Demonrise – Episode 16


NARRATOR: Avestine had already spent evensun between Kami’s legs. She never tired of Kami’s heat. And Kami never tired of her mouth.

AVESTINE: Are you wet?

KAMI: MMM…mmm…mmm

ESME: (whispers) You smell like sun and wind, My Lady.

NARRATOR: Sharing Kami with her queen was a frequent pleasure for Esme, who wrapped her softness around Kami’s sinewy body. She understood her queen’s desire for Kami–a woman as insatiable as the sea and sometimes just as frightening.

Creator Notes

As you can see, these few strips (15-17) are from a single page. I’ve cropped them to fit into the slider and to follow my Chapter 1 format. When they are complete, I’ll post the organic page on the serial page as one image.

I like to write erotica, but don’t find much that I like to read. There are many reasons for that, some about taste and others about quality, but primarily, I have no interest in reading about penises. So there goes about 4/5 of everything written. Of course, erotica doesn’t have to be about genitals. I’ve had some exquisite pleasure reading authors who can make the nonsexual so sensual that their writing leaves me feeling spent!

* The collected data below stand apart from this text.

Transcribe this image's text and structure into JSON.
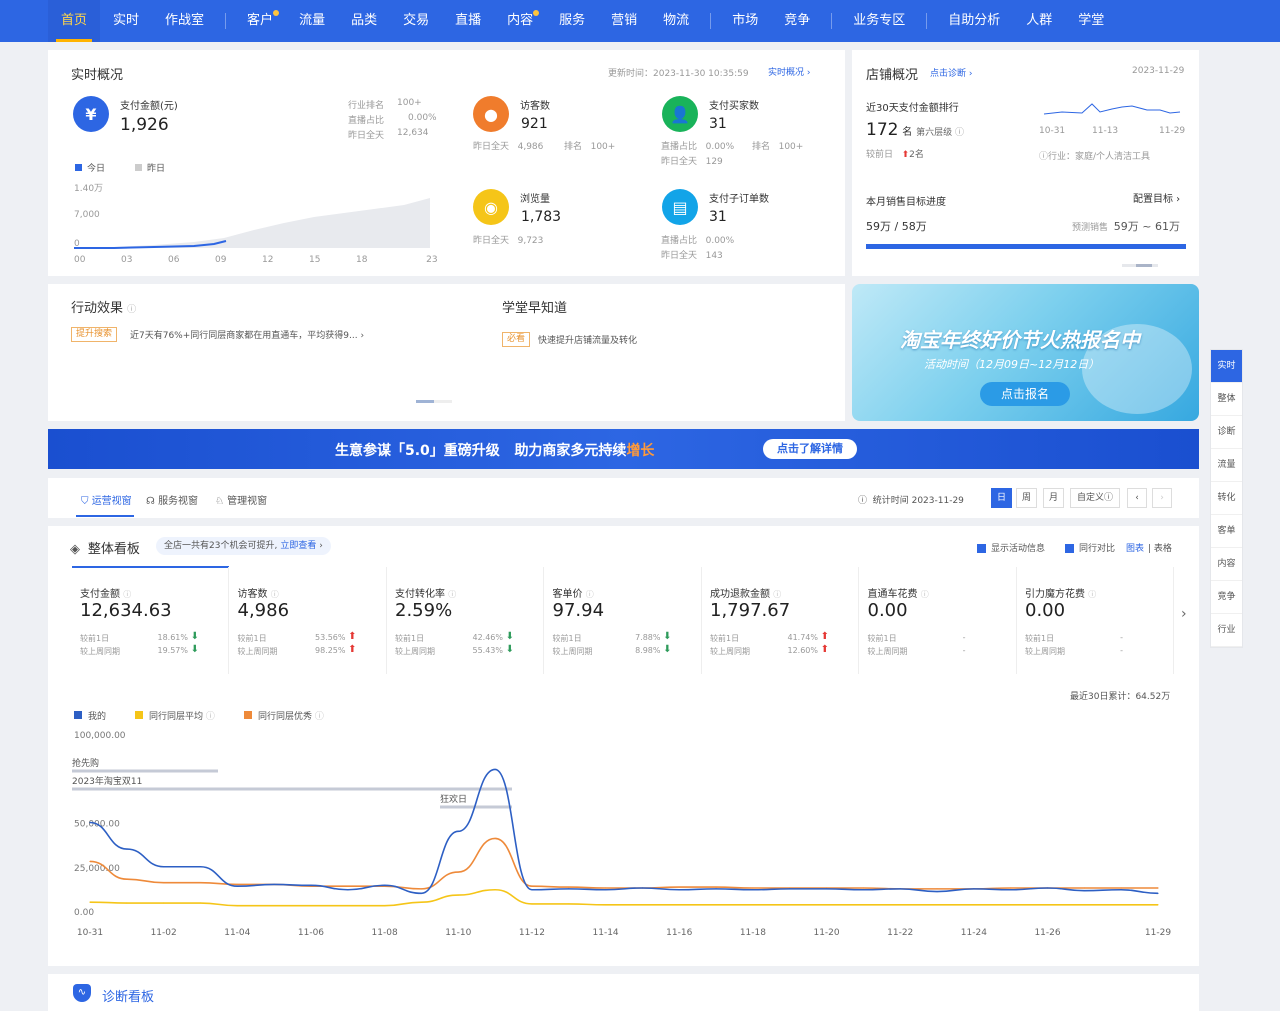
{
  "nav": {
    "items": [
      {
        "label": "首页",
        "active": true
      },
      {
        "label": "实时"
      },
      {
        "label": "作战室"
      },
      {
        "sep": true
      },
      {
        "label": "客户",
        "dot": true
      },
      {
        "label": "流量"
      },
      {
        "label": "品类"
      },
      {
        "label": "交易"
      },
      {
        "label": "直播"
      },
      {
        "label": "内容",
        "dot": true
      },
      {
        "label": "服务"
      },
      {
        "label": "营销"
      },
      {
        "label": "物流"
      },
      {
        "sep": true
      },
      {
        "label": "市场"
      },
      {
        "label": "竞争"
      },
      {
        "sep": true
      },
      {
        "label": "业务专区"
      },
      {
        "sep": true
      },
      {
        "label": "自助分析"
      },
      {
        "label": "人群"
      },
      {
        "label": "学堂"
      }
    ]
  },
  "realtime": {
    "title": "实时概况",
    "update": "更新时间：2023-11-30 10:35:59",
    "link": "实时概况",
    "pay_amount": {
      "label": "支付金额(元)",
      "value": "1,926",
      "rank_label": "行业排名",
      "rank_value": "100+",
      "live_label": "直播占比",
      "live_value": "0.00%",
      "yesterday_label": "昨日全天",
      "yesterday_value": "12,634"
    },
    "legend_today": "今日",
    "legend_yesterday": "昨日",
    "y_ticks": [
      "1.40万",
      "7,000",
      "0"
    ],
    "x_ticks": [
      "00",
      "03",
      "06",
      "09",
      "12",
      "15",
      "18",
      "23"
    ],
    "visitors": {
      "label": "访客数",
      "value": "921",
      "yesterday": "昨日全天",
      "yesterday_value": "4,986",
      "rank": "排名",
      "rank_value": "100+"
    },
    "buyers": {
      "label": "支付买家数",
      "value": "31",
      "live": "直播占比",
      "live_value": "0.00%",
      "rank": "排名",
      "rank_value": "100+",
      "yesterday": "昨日全天",
      "yesterday_value": "129"
    },
    "views": {
      "label": "浏览量",
      "value": "1,783",
      "yesterday": "昨日全天",
      "yesterday_value": "9,723"
    },
    "suborders": {
      "label": "支付子订单数",
      "value": "31",
      "live": "直播占比",
      "live_value": "0.00%",
      "yesterday": "昨日全天",
      "yesterday_value": "143"
    }
  },
  "shop": {
    "title": "店铺概况",
    "diag": "点击诊断",
    "date": "2023-11-29",
    "rank_title": "近30天支付金额排行",
    "rank_value": "172",
    "rank_unit": "名",
    "level": "第六层级",
    "compare": "较前日",
    "compare_value": "2名",
    "spark_x": [
      "10-31",
      "11-13",
      "11-29"
    ],
    "industry": "行业：家庭/个人清洁工具",
    "target_title": "本月销售目标进度",
    "target_link": "配置目标",
    "target_value": "59万 / 58万",
    "forecast_label": "预测销售",
    "forecast_value": "59万 ~ 61万",
    "progress": 100
  },
  "action": {
    "title": "行动效果",
    "tag": "提升搜索",
    "text": "近7天有76%+同行同层商家都在用直通车，平均获得9..."
  },
  "school": {
    "title": "学堂早知道",
    "tag": "必看",
    "text": "快速提升店铺流量及转化"
  },
  "promo": {
    "title": "淘宝年终好价节火热报名中",
    "sub": "活动时间（12月09日~12月12日）",
    "btn": "点击报名"
  },
  "banner": {
    "text1": "生意参谋「5.0」重磅升级",
    "text2": "助力商家多元持续",
    "text3": "增长",
    "btn": "点击了解详情"
  },
  "tabs": {
    "items": [
      "运营视窗",
      "服务视窗",
      "管理视窗"
    ],
    "stat_time": "统计时间 2023-11-29",
    "periods": [
      "日",
      "周",
      "月",
      "自定义"
    ]
  },
  "board": {
    "title": "整体看板",
    "tip": "全店一共有23个机会可提升,",
    "tip_link": "立即查看",
    "chk1": "显示活动信息",
    "chk2": "同行对比",
    "view1": "图表",
    "view2": "表格",
    "metrics": [
      {
        "label": "支付金额",
        "value": "12,634.63",
        "r1": "较前1日",
        "p1": "18.61%",
        "d1": "down",
        "r2": "较上周同期",
        "p2": "19.57%",
        "d2": "down"
      },
      {
        "label": "访客数",
        "value": "4,986",
        "r1": "较前1日",
        "p1": "53.56%",
        "d1": "up",
        "r2": "较上周同期",
        "p2": "98.25%",
        "d2": "up"
      },
      {
        "label": "支付转化率",
        "value": "2.59%",
        "r1": "较前1日",
        "p1": "42.46%",
        "d1": "down",
        "r2": "较上周同期",
        "p2": "55.43%",
        "d2": "down"
      },
      {
        "label": "客单价",
        "value": "97.94",
        "r1": "较前1日",
        "p1": "7.88%",
        "d1": "down",
        "r2": "较上周同期",
        "p2": "8.98%",
        "d2": "down"
      },
      {
        "label": "成功退款金额",
        "value": "1,797.67",
        "r1": "较前1日",
        "p1": "41.74%",
        "d1": "up",
        "r2": "较上周同期",
        "p2": "12.60%",
        "d2": "up"
      },
      {
        "label": "直通车花费",
        "value": "0.00",
        "r1": "较前1日",
        "p1": "-",
        "d1": "",
        "r2": "较上周同期",
        "p2": "-",
        "d2": ""
      },
      {
        "label": "引力魔方花费",
        "value": "0.00",
        "r1": "较前1日",
        "p1": "-",
        "d1": "",
        "r2": "较上周同期",
        "p2": "-",
        "d2": ""
      }
    ],
    "total": "最近30日累计：64.52万"
  },
  "chart_data": {
    "type": "line",
    "legend": [
      "我的",
      "同行同层平均",
      "同行同层优秀"
    ],
    "colors": [
      "#2d5fc4",
      "#f5c518",
      "#ee8a3a"
    ],
    "y_ticks": [
      "100,000.00",
      "50,000.00",
      "25,000.00",
      "0.00"
    ],
    "ylim": [
      0,
      100000
    ],
    "x": [
      "10-31",
      "11-01",
      "11-02",
      "11-03",
      "11-04",
      "11-05",
      "11-06",
      "11-07",
      "11-08",
      "11-09",
      "11-10",
      "11-11",
      "11-12",
      "11-13",
      "11-14",
      "11-15",
      "11-16",
      "11-17",
      "11-18",
      "11-19",
      "11-20",
      "11-21",
      "11-22",
      "11-23",
      "11-24",
      "11-25",
      "11-26",
      "11-27",
      "11-28",
      "11-29"
    ],
    "x_ticks": [
      "10-31",
      "11-02",
      "11-04",
      "11-06",
      "11-08",
      "11-10",
      "11-12",
      "11-14",
      "11-16",
      "11-18",
      "11-20",
      "11-22",
      "11-24",
      "11-26",
      "11-29"
    ],
    "series": [
      {
        "name": "我的",
        "values": [
          50000,
          35000,
          25000,
          25000,
          14000,
          15000,
          14500,
          12000,
          14500,
          10000,
          45000,
          80000,
          12000,
          12500,
          12000,
          13000,
          12000,
          12500,
          12000,
          12500,
          12500,
          12000,
          12500,
          11000,
          12500,
          12000,
          13000,
          11500,
          12000,
          10000
        ]
      },
      {
        "name": "同行同层平均",
        "values": [
          5000,
          4500,
          4500,
          4500,
          3000,
          3000,
          3000,
          3000,
          3000,
          5000,
          9000,
          12000,
          4000,
          4000,
          3500,
          3500,
          3500,
          3500,
          3500,
          3500,
          3500,
          3500,
          3500,
          3500,
          3500,
          3500,
          3500,
          3500,
          3500,
          3500
        ]
      },
      {
        "name": "同行同层优秀",
        "values": [
          28000,
          18000,
          16000,
          16000,
          15000,
          15000,
          14000,
          14000,
          14000,
          12500,
          22000,
          41000,
          14000,
          13500,
          13000,
          13000,
          13500,
          13500,
          13000,
          13000,
          13000,
          13000,
          12500,
          12500,
          12500,
          13000,
          13000,
          13000,
          13000,
          13000
        ]
      }
    ],
    "events": [
      {
        "label": "抢先购"
      },
      {
        "label": "2023年淘宝双11"
      },
      {
        "label": "狂欢日"
      }
    ]
  },
  "diag": {
    "title": "诊断看板"
  },
  "sidebar": [
    "实时",
    "整体",
    "诊断",
    "流量",
    "转化",
    "客单",
    "内容",
    "竞争",
    "行业"
  ]
}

I wrote one M/M story (Stilicho’s Son, available on this site) and have no plans to write more, though I adore the characters and relationships in that novel. I’ve written a few M/F stories, and also have no plans to do more of those. Life is too short to spend time reading anything but what I love the most #lesbiansexisthebestsex

What’s Good Erotica? I like an author who can put me in the middle of the sex with scents, tastes, flesh, and movement, not one that has me watching other people have sex by describing body part and actions. If you are new to erotic writing, I suggest you do not start with porn as a reference. Instead, close your eyes and be in the middle of your scene. Write what you’re experiencing and why it’s lovely (or not–that’s legit erotica, too)–what you touch and smell and taste, how you feel and what you need and what you fear.

Writing from the middle of things won’t guarantee readers will like what you wrote, but at least you’ll have enjoyed the process.

Erotica, perhaps more than most kinds of writing, can really spark a backlash. Some readers will find your writing transgressive and get angry. Others will find it boring and think you must be terrible in bed. Many will be silent, fearing any critique they make will reveal too much about their own sexuality. Humans are silly.